News | April 26, 1999

Kobe Steel Wins 'Windows World Open for Manufacturing' with Verid Solution

Microsoft Corp.'s Chairman and CEO Bill Gates announced the Verid Technology Corp. application as the world's best custom manufacturing application in the 1999 Windows World Open (WWO) at the Spring COMDEX trade show in Chicago. The application was chosen as the winner in the manufacturing category out of several hundred entries overall. The award was presented to Eiji Yoshida of Kobe Steel Ltd., Verid's customer for which the application was developed. Gates announced the winners after his keynote address at COMDEX.

The winning application was a Human-Machine Interface (HMI) and distributed control system for a semiconductor wafer processing cluster tool. The tool, considered one of the more complex in the semiconductor equipment market, required an easy-to-use, intuitive user interface along with interactive graphics that controlled the various hardware mechanisms on the tool. Additionally, the tool required a coordinated scheduling system to control two dual-arm atmosphere and vacuum chamber robots.

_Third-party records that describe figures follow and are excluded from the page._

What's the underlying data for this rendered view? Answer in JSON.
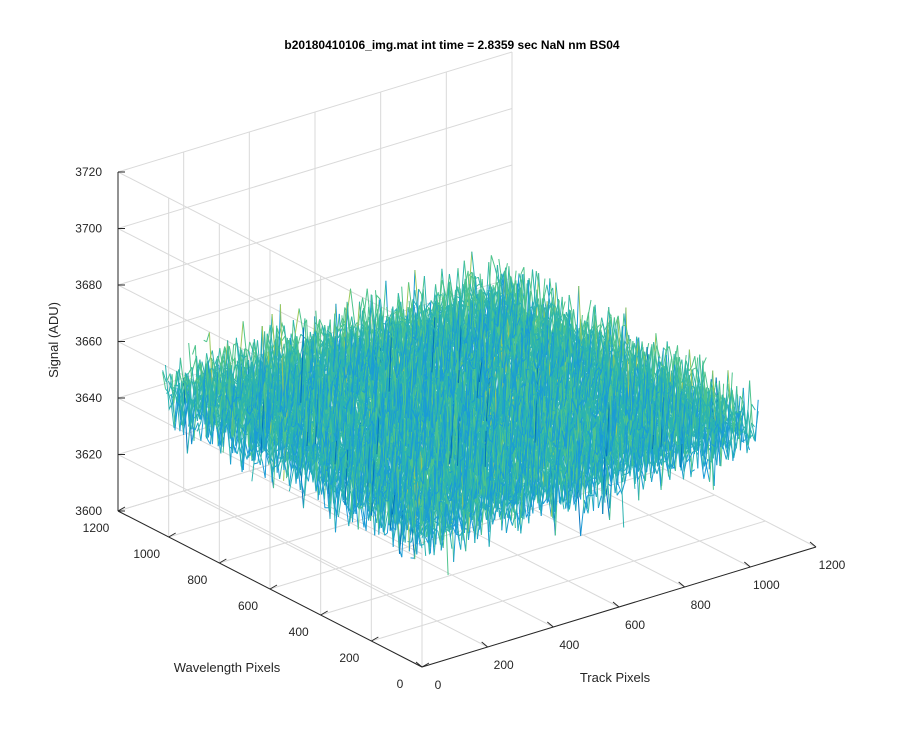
{
  "chart_data": {
    "type": "surface3d",
    "title": "b20180410106_img.mat int time = 2.8359 sec  NaN nm BS04",
    "xlabel": "Track Pixels",
    "ylabel": "Wavelength Pixels",
    "zlabel": "Signal (ADU)",
    "xlim": [
      0,
      1200
    ],
    "ylim": [
      0,
      1200
    ],
    "zlim": [
      3600,
      3720
    ],
    "x_ticks": [
      "0",
      "200",
      "400",
      "600",
      "800",
      "1000",
      "1200"
    ],
    "y_ticks": [
      "0",
      "200",
      "400",
      "600",
      "800",
      "1000",
      "1200"
    ],
    "z_ticks": [
      "3600",
      "3620",
      "3640",
      "3660",
      "3680",
      "3700",
      "3720"
    ],
    "data_extent": {
      "x": [
        0,
        1024
      ],
      "y": [
        0,
        1024
      ]
    },
    "signal_mean": 3650,
    "signal_min": 3620,
    "signal_max": 3690,
    "grid": true,
    "colormap": [
      "#0072bd",
      "#1a9bd6",
      "#2bb3b0",
      "#4ec48c",
      "#9dc85a",
      "#d9b53a"
    ]
  }
}
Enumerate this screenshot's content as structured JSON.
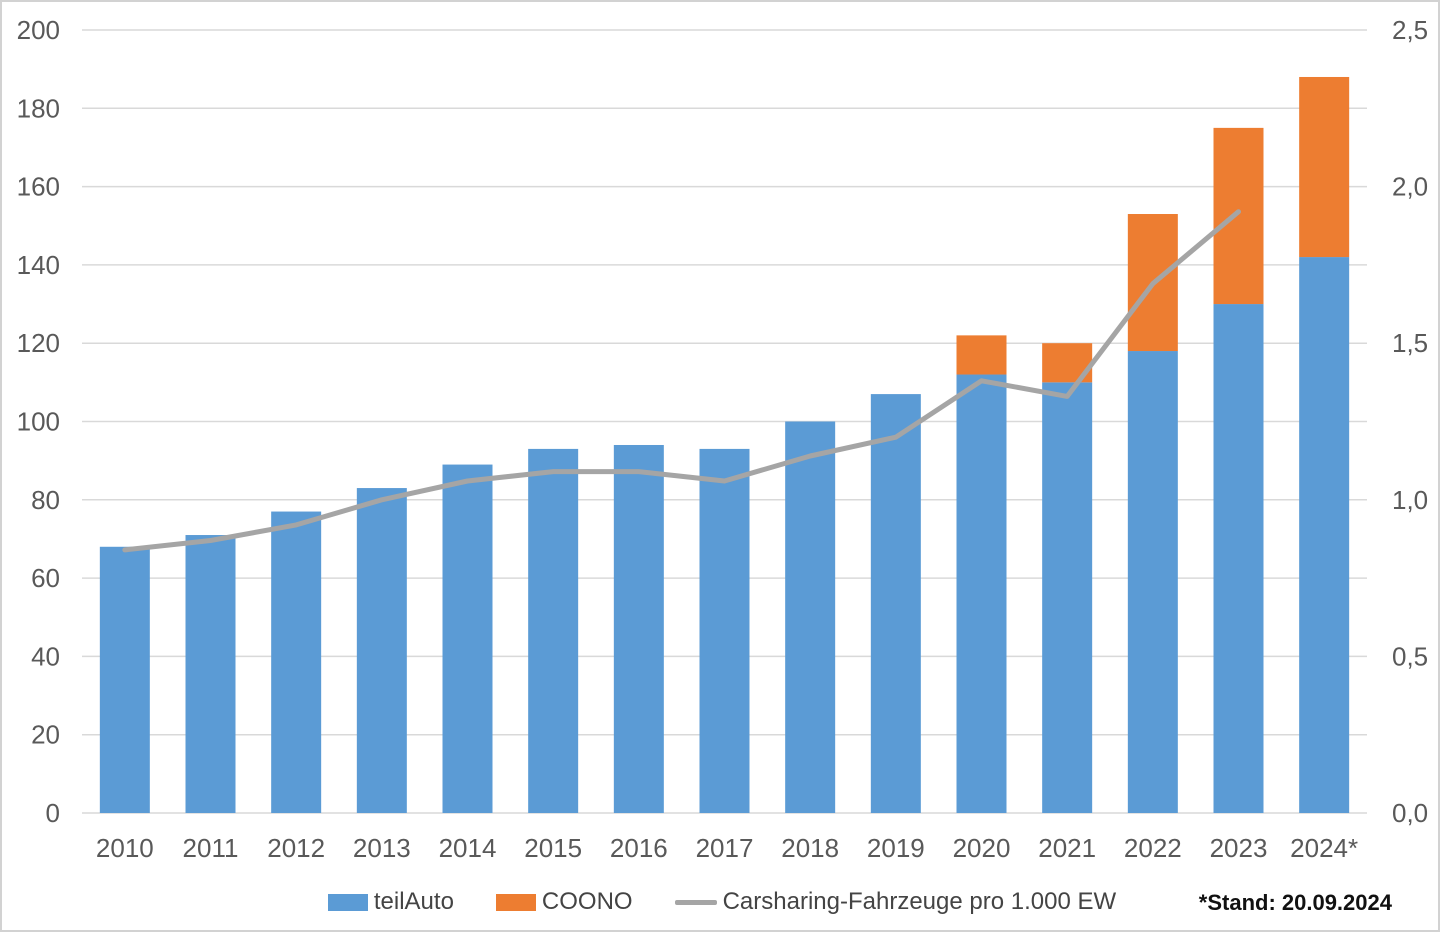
{
  "chart_data": {
    "type": "bar",
    "subtype": "stacked-bars-with-line",
    "categories": [
      "2010",
      "2011",
      "2012",
      "2013",
      "2014",
      "2015",
      "2016",
      "2017",
      "2018",
      "2019",
      "2020",
      "2021",
      "2022",
      "2023",
      "2024*"
    ],
    "series": [
      {
        "name": "teilAuto",
        "type": "bar",
        "axis": "left",
        "color": "#5B9BD5",
        "values": [
          68,
          71,
          77,
          83,
          89,
          93,
          94,
          93,
          100,
          107,
          112,
          110,
          118,
          130,
          142
        ]
      },
      {
        "name": "COONO",
        "type": "bar",
        "axis": "left",
        "color": "#ED7D31",
        "values": [
          0,
          0,
          0,
          0,
          0,
          0,
          0,
          0,
          0,
          0,
          10,
          10,
          35,
          45,
          46
        ]
      },
      {
        "name": "Carsharing-Fahrzeuge pro 1.000 EW",
        "type": "line",
        "axis": "right",
        "color": "#A5A5A5",
        "values": [
          0.84,
          0.87,
          0.92,
          1.0,
          1.06,
          1.09,
          1.09,
          1.06,
          1.14,
          1.2,
          1.38,
          1.33,
          1.69,
          1.92,
          null
        ]
      }
    ],
    "left_axis": {
      "min": 0,
      "max": 200,
      "step": 20,
      "ticks": [
        {
          "value": 200,
          "label": "200"
        },
        {
          "value": 180,
          "label": "180"
        },
        {
          "value": 160,
          "label": "160"
        },
        {
          "value": 140,
          "label": "140"
        },
        {
          "value": 120,
          "label": "120"
        },
        {
          "value": 100,
          "label": "100"
        },
        {
          "value": 80,
          "label": "80"
        },
        {
          "value": 60,
          "label": "60"
        },
        {
          "value": 40,
          "label": "40"
        },
        {
          "value": 20,
          "label": "20"
        },
        {
          "value": 0,
          "label": "0"
        }
      ]
    },
    "right_axis": {
      "min": 0,
      "max": 2.5,
      "step": 0.5,
      "ticks": [
        {
          "value": 2.5,
          "label": "2,5"
        },
        {
          "value": 2.0,
          "label": "2,0"
        },
        {
          "value": 1.5,
          "label": "1,5"
        },
        {
          "value": 1.0,
          "label": "1,0"
        },
        {
          "value": 0.5,
          "label": "0,5"
        },
        {
          "value": 0.0,
          "label": "0,0"
        }
      ]
    },
    "grid": true,
    "legend_position": "bottom",
    "title": ""
  },
  "legend": {
    "items": [
      {
        "label": "teilAuto",
        "color": "#5B9BD5",
        "marker": "square"
      },
      {
        "label": "COONO",
        "color": "#ED7D31",
        "marker": "square"
      },
      {
        "label": "Carsharing-Fahrzeuge pro 1.000 EW",
        "color": "#A5A5A5",
        "marker": "line"
      }
    ]
  },
  "footnote": "*Stand: 20.09.2024",
  "colors": {
    "bar_blue": "#5B9BD5",
    "bar_orange": "#ED7D31",
    "line_gray": "#A5A5A5",
    "gridline": "#D9D9D9",
    "axis_label": "#595959",
    "legend_text": "#444444",
    "footnote_text": "#111111"
  }
}
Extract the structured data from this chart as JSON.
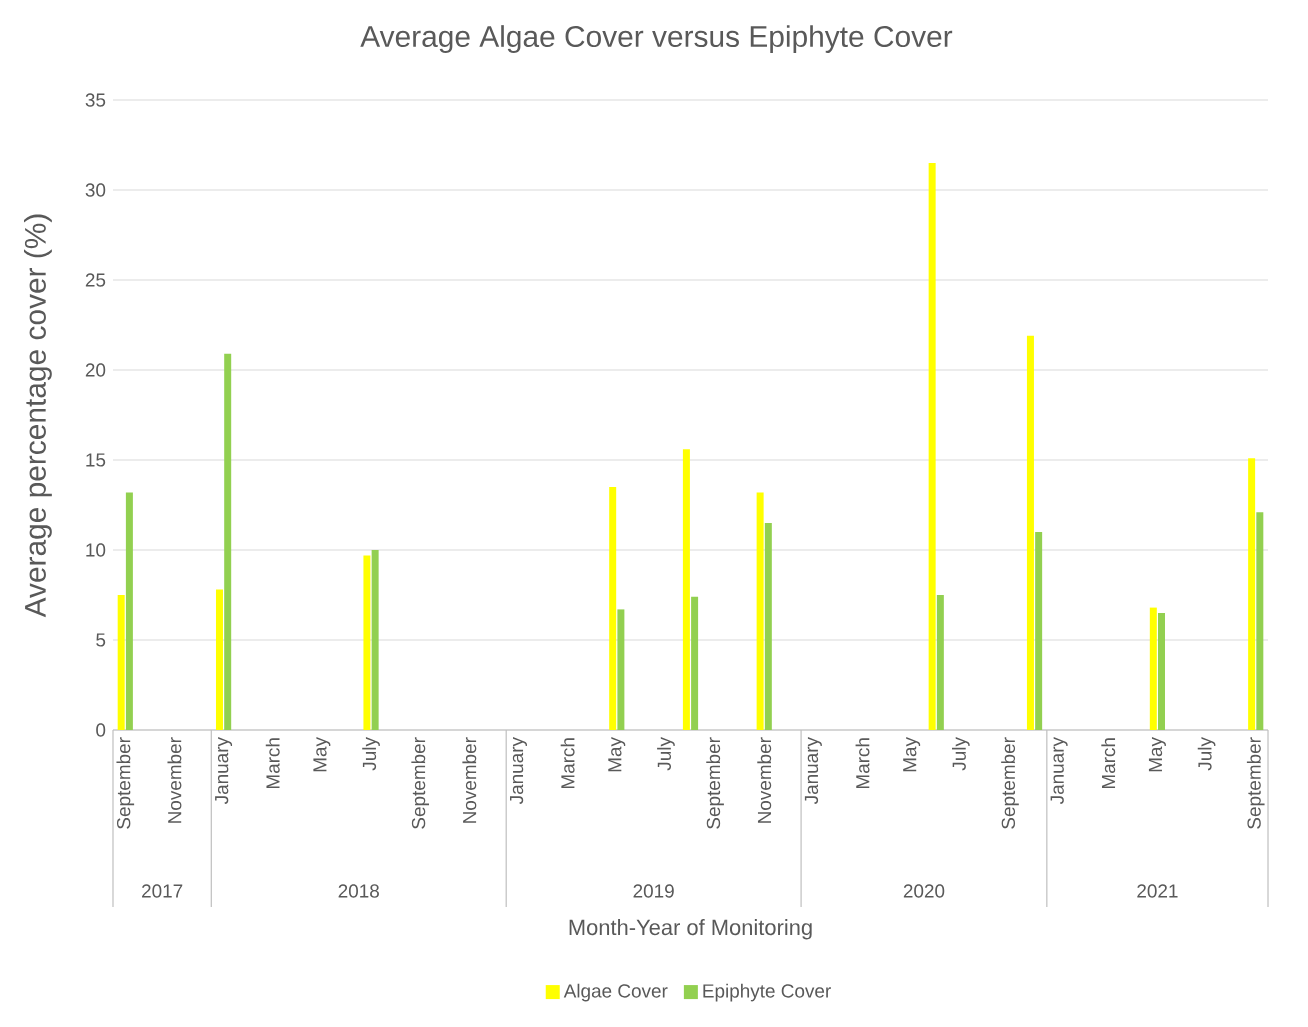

Verid was chosen by Kobe Steel because of its experience in developing control system software for complex manufacturing machinery. Verid accepted the challenge to develop a fully NT-based solution in which the various semiconductor processing modules and robot controllers each had a dedicated PC while yet another PC acted as the HMI and SECS host interface. The application was designed for a high degree of functionality and flexibility for future enhancements.

The Verid Technology (Maynard, MA) delivers solutions in tool-side control, cell and line controllers, MES implementation and MES integration into enterprise and engineering systems. According to Verid's President and COO, David Femia, his company's MES application experience in the semiconductor market allowed it to design the application not only to meet the customer's functional requirements, but also to monitor and collect the appropriate data for host-side communication.

"The system was developed entirely in Microsoft's Visual Basic, surprising several judges and many visitors to the exhibit," says Jim Covington, manager of research and development for Verid Technology. "Few people believe that Visual Basic alone can achieve real-time interactive graphics and simultaneous distributed processing. We used several innovative techniques to achieve this solution, including our own tag database ActiveX control which we intend to bring to market soon."